What are the tax implications of the GRAT?
The goal of the GRAT is to transfer wealth to the designated beneficiaries without the imposition of gift or estate tax. It is similar to an outright gift in that it avoids estate and gift tax on the future income and appreciation on the gifted property. Unlike an outright gift that uses up lifetime gift tax exemption equal to the value of the gifted property on the date of the gift, a “zeroed out GRAT” will use up only a nominal amount of gift tax exemption. Also, unlike an outright gift, a GRAT gift will result in either a “win” or a “tie”, but never a “loss”. An outright gift on the other hand can have a negative result if the property declines in value after the gift is made.
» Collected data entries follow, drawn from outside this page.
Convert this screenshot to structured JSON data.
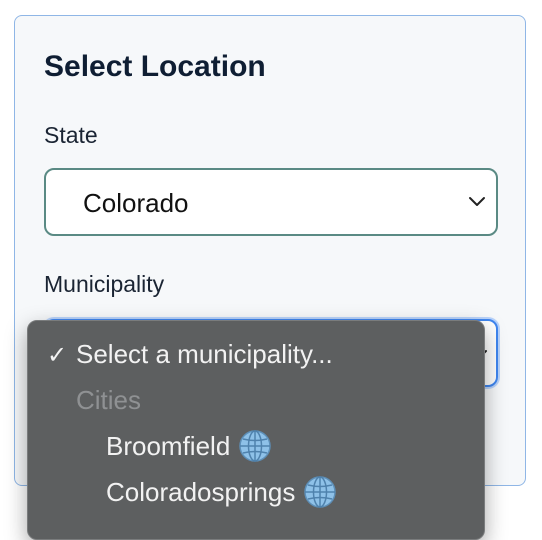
{
  "form": {
    "title": "Select Location",
    "state_label": "State",
    "state_value": "Colorado",
    "municipality_label": "Municipality"
  },
  "dropdown": {
    "selected_mark": "✓",
    "selected_option": "Select a municipality...",
    "group_label": "Cities",
    "options": [
      {
        "label": "Broomfield",
        "icon": "globe-icon"
      },
      {
        "label": "Coloradosprings",
        "icon": "globe-icon"
      }
    ]
  },
  "colors": {
    "card_border": "#8fb6e6",
    "state_select_border": "#5a8a84",
    "focus_border": "#3f86f0",
    "popup_bg": "#5d5f60"
  }
}
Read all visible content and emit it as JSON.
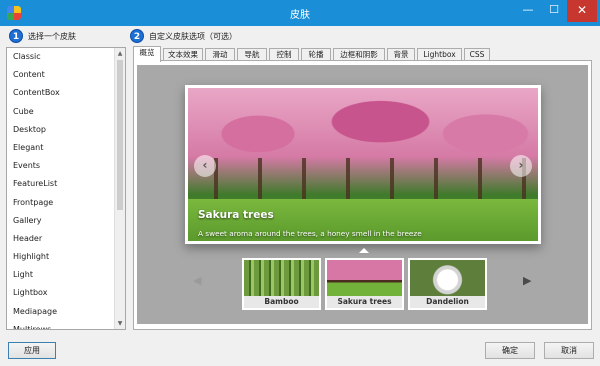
{
  "window": {
    "title": "皮肤",
    "minimize": "—",
    "maximize": "☐",
    "close": "✕"
  },
  "step1": {
    "number": "1",
    "label": "选择一个皮肤"
  },
  "step2": {
    "number": "2",
    "label": "自定义皮肤选项（可选）"
  },
  "skins": [
    "Classic",
    "Content",
    "ContentBox",
    "Cube",
    "Desktop",
    "Elegant",
    "Events",
    "FeatureList",
    "Frontpage",
    "Gallery",
    "Header",
    "Highlight",
    "Light",
    "Lightbox",
    "Mediapage",
    "Multirows"
  ],
  "tabs": [
    "概览",
    "文本效果",
    "滑动",
    "导航",
    "控制",
    "轮播",
    "边框和阴影",
    "背景",
    "Lightbox",
    "CSS"
  ],
  "active_tab": "概览",
  "preview": {
    "slide_title": "Sakura trees",
    "slide_caption": "A sweet aroma around the trees, a honey smell in the breeze",
    "thumbnails": [
      "Bamboo",
      "Sakura trees",
      "Dandelion"
    ]
  },
  "buttons": {
    "apply": "应用",
    "ok": "确定",
    "cancel": "取消"
  },
  "colors": {
    "titlebar": "#1a8fd8",
    "step_badge": "#1d6fd3",
    "preview_bg": "#a8a8a8"
  }
}
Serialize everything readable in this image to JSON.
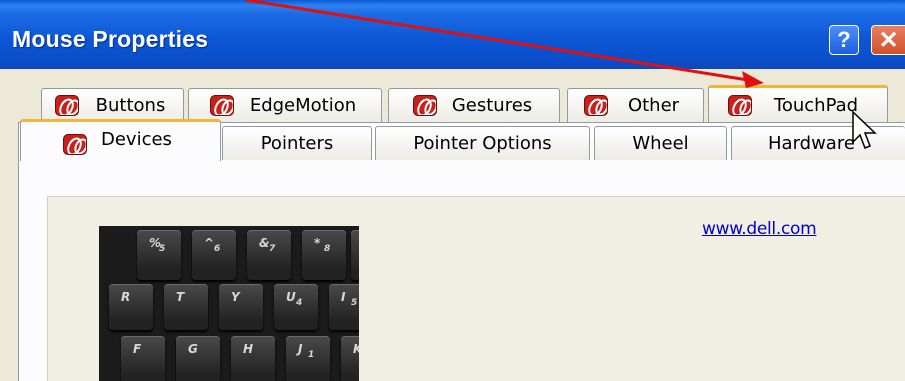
{
  "window": {
    "title": "Mouse Properties"
  },
  "title_buttons": {
    "help": "?",
    "close": "✕"
  },
  "tabs_row1": [
    {
      "label": "Buttons",
      "icon": "synaptics-logo-icon"
    },
    {
      "label": "EdgeMotion",
      "icon": "synaptics-logo-icon"
    },
    {
      "label": "Gestures",
      "icon": "synaptics-logo-icon"
    },
    {
      "label": "Other",
      "icon": "synaptics-logo-icon"
    },
    {
      "label": "TouchPad",
      "icon": "synaptics-logo-icon",
      "hover": true
    }
  ],
  "tabs_row2": [
    {
      "label": "Devices",
      "icon": "synaptics-logo-icon",
      "selected": true
    },
    {
      "label": "Pointers"
    },
    {
      "label": "Pointer Options"
    },
    {
      "label": "Wheel"
    },
    {
      "label": "Hardware"
    }
  ],
  "panel": {
    "link_text": "www.dell.com"
  },
  "keyboard_keys": [
    {
      "main": "%",
      "sub": "5"
    },
    {
      "main": "^",
      "sub": "6"
    },
    {
      "main": "&",
      "sub": "7"
    },
    {
      "main": "*",
      "sub": "8"
    },
    {
      "main": "R",
      "sub": ""
    },
    {
      "main": "T",
      "sub": ""
    },
    {
      "main": "Y",
      "sub": ""
    },
    {
      "main": "U",
      "sub": "4"
    },
    {
      "main": "I",
      "sub": "5"
    },
    {
      "main": "F",
      "sub": ""
    },
    {
      "main": "G",
      "sub": ""
    },
    {
      "main": "H",
      "sub": ""
    },
    {
      "main": "J",
      "sub": "1"
    },
    {
      "main": "K",
      "sub": ""
    }
  ],
  "colors": {
    "titlebar": "#0c55d4",
    "dialog_bg": "#ece9d8",
    "hot_tab_accent": "#f6b33a",
    "link": "#0000cc",
    "annotation_arrow": "#e01010"
  }
}
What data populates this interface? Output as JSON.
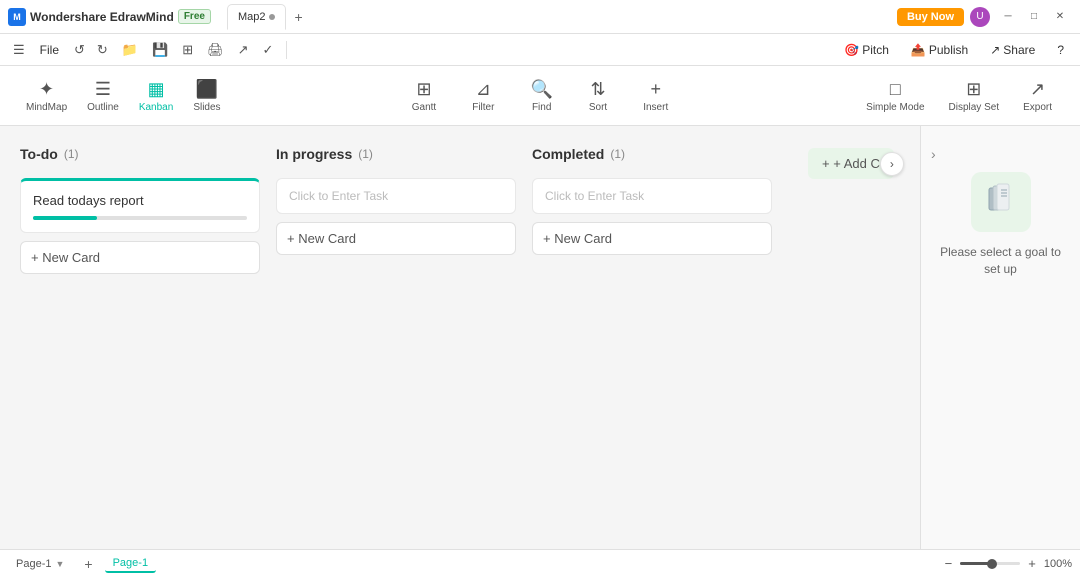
{
  "app": {
    "name": "Wondershare EdrawMind",
    "badge": "Free",
    "tab_name": "Map2",
    "buy_now": "Buy Now"
  },
  "menu": {
    "items": [
      "",
      "File"
    ],
    "undo_label": "↺",
    "redo_label": "↻"
  },
  "toolbar": {
    "tools": [
      {
        "id": "mindmap",
        "label": "MindMap",
        "icon": "✦"
      },
      {
        "id": "outline",
        "label": "Outline",
        "icon": "☰"
      },
      {
        "id": "kanban",
        "label": "Kanban",
        "icon": "▦"
      },
      {
        "id": "slides",
        "label": "Slides",
        "icon": "⬛"
      }
    ],
    "center_tools": [
      {
        "id": "gantt",
        "label": "Gantt",
        "icon": "⊞"
      },
      {
        "id": "filter",
        "label": "Filter",
        "icon": "⊿"
      },
      {
        "id": "find",
        "label": "Find",
        "icon": "🔍"
      },
      {
        "id": "sort",
        "label": "Sort",
        "icon": "⇅"
      },
      {
        "id": "insert",
        "label": "Insert",
        "icon": "+"
      }
    ],
    "right_tools": [
      {
        "id": "simple_mode",
        "label": "Simple Mode",
        "icon": "□"
      },
      {
        "id": "display_set",
        "label": "Display Set",
        "icon": "⊞"
      },
      {
        "id": "export",
        "label": "Export",
        "icon": "↗"
      }
    ]
  },
  "menu_bar_right": {
    "pitch": "Pitch",
    "publish": "Publish",
    "share": "Share",
    "help": "?"
  },
  "kanban": {
    "columns": [
      {
        "id": "todo",
        "title": "To-do",
        "count": "(1)",
        "color": "#00bfa5",
        "cards": [
          {
            "id": "card1",
            "task": "Read todays report",
            "has_progress": true,
            "progress": 30
          }
        ],
        "placeholder": null,
        "add_label": "+ New Card"
      },
      {
        "id": "in_progress",
        "title": "In progress",
        "count": "(1)",
        "color": "#00bfa5",
        "cards": [],
        "placeholder": "Click to Enter Task",
        "add_label": "+ New Card"
      },
      {
        "id": "completed",
        "title": "Completed",
        "count": "(1)",
        "color": "#00bfa5",
        "cards": [],
        "placeholder": "Click to Enter Task",
        "add_label": "+ New Card"
      }
    ],
    "add_column_label": "+ Add C"
  },
  "right_panel": {
    "goal_text": "Please select a goal to set up"
  },
  "bottom": {
    "page_label": "Page-1",
    "active_page": "Page-1",
    "add_page_icon": "+",
    "zoom_level": "100%",
    "zoom_minus": "−",
    "zoom_plus": "+"
  }
}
During the term of the GRAT, the GRAT is treated as a grantor trust for income tax purposes. This means the Donor will be taxed on all of the income and capital gains earned by the trust, without regard to the amount of the annuity paid to the Donor.
At the end of the GRAT term, the beneficiaries’ tax basis in the trust property will be equal to the Donor’s tax basis at the time the assets were transferred to the GRAT. Therefore, if appreciated property is gifted to the GRAT and the beneficiaries sell the property after the GRAT terminates, any capital gains tax on the difference between the sales price and the Donor’s tax basis will reduce the net value of the property transferred. If the property instead were included in the Donor’s estate at death, the beneficiaries would receive a “step‑up” in the property’s tax basis to the fair market value of the property at the Donor’s death. As long as the federal capital gains tax rate is less than the combined federal and state estate tax rate (up to 50%) which otherwise would have been due had the property transferred to the beneficiaries by the GRAT been retained until death, a GRAT will result in lower tax exposure for transferred assets.
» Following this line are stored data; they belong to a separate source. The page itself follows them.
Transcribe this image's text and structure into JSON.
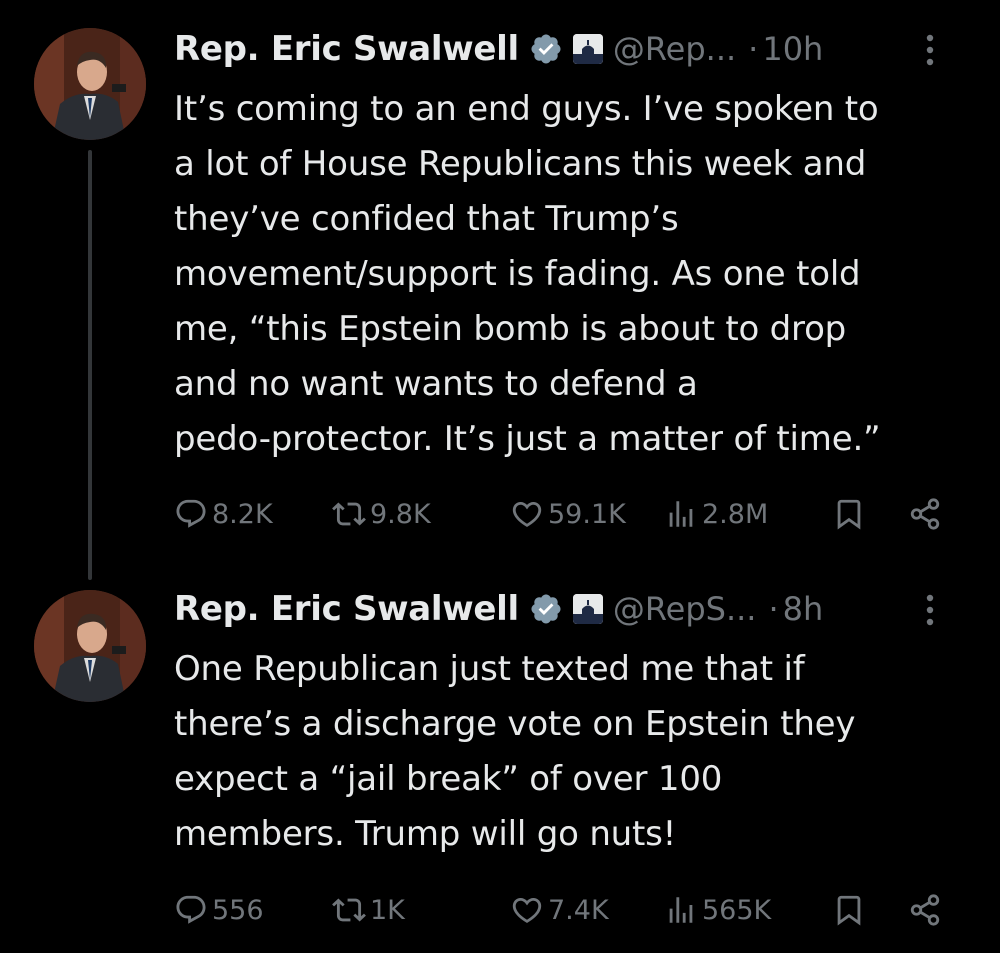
{
  "colors": {
    "background": "#000000",
    "text_primary": "#e7e9ea",
    "text_secondary": "#71767b",
    "verified_badge": "#829aab",
    "thread_line": "#333639"
  },
  "tweets": [
    {
      "author": {
        "name": "Rep. Eric Swalwell",
        "handle": "@Rep...",
        "avatar_icon": "profile-photo"
      },
      "separator": "·",
      "time": "10h",
      "text_lines": [
        "It’s coming to an end guys. I’ve spoken to",
        "a lot of House Republicans this week and",
        "they’ve confided that Trump’s",
        "movement/support is fading. As one told",
        "me, “this Epstein bomb is about to drop",
        "and no want wants to defend a",
        "pedo-protector. It’s just a matter of time.”"
      ],
      "stats": {
        "replies": "8.2K",
        "reposts": "9.8K",
        "likes": "59.1K",
        "views": "2.8M"
      }
    },
    {
      "author": {
        "name": "Rep. Eric Swalwell",
        "handle": "@RepS...",
        "avatar_icon": "profile-photo"
      },
      "separator": "·",
      "time": "8h",
      "text_lines": [
        "One Republican just texted me that if",
        "there’s a discharge vote on Epstein they",
        "expect a “jail break” of over 100",
        "members.  Trump will go nuts!"
      ],
      "stats": {
        "replies": "556",
        "reposts": "1K",
        "likes": "7.4K",
        "views": "565K"
      }
    }
  ]
}
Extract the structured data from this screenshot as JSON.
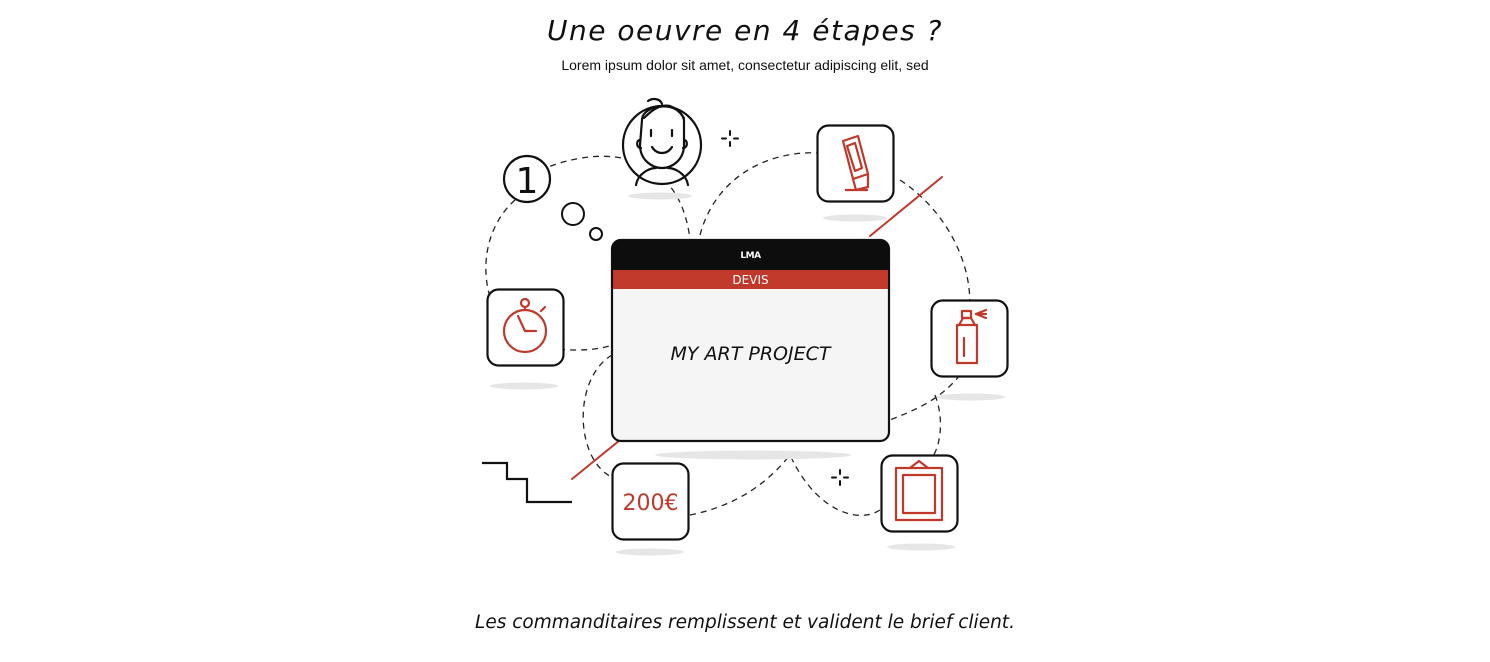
{
  "header": {
    "title": "Une oeuvre en 4 étapes ?",
    "subtitle": "Lorem ipsum dolor sit amet, consectetur adipiscing elit, sed"
  },
  "illustration": {
    "step_number": "1",
    "card": {
      "logo_text": "LMA",
      "tab_label": "DEVIS",
      "project_name": "MY ART PROJECT"
    },
    "price": "200€",
    "icons": [
      "person-avatar-icon",
      "thought-bubble-icon",
      "stopwatch-icon",
      "marker-pen-icon",
      "spray-can-icon",
      "picture-frame-icon",
      "staircase-icon",
      "sparkle-icon"
    ],
    "colors": {
      "accent": "#c0392b",
      "ink": "#111111",
      "card_bg": "#f5f5f5",
      "shadow": "#e6e6e6"
    }
  },
  "footer": {
    "caption": "Les commanditaires remplissent et valident le brief client."
  }
}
However, it is important to note that, if, after the termination of a GRAT, the appreciated property is sold while it continues to be held in a trust that is treated as a grantor trust for income purposes, the grantor will pay the capital gains tax.
If the Donor dies before the GRAT annuity payments cease, the trust assets will be taxable in the Donor’s estate. Consequently, it is important to consider the Donor’s life expectancy in selecting the GRAT term. Also, if the Donor is married, careful consideration should be given as to whether and how to qualify the GRAT for the estate tax marital deduction if the Donor does not survive the GRAT term in order to avoid paying estate tax at the death of the Donor that could otherwise be postponed until the surviving spouse’s death.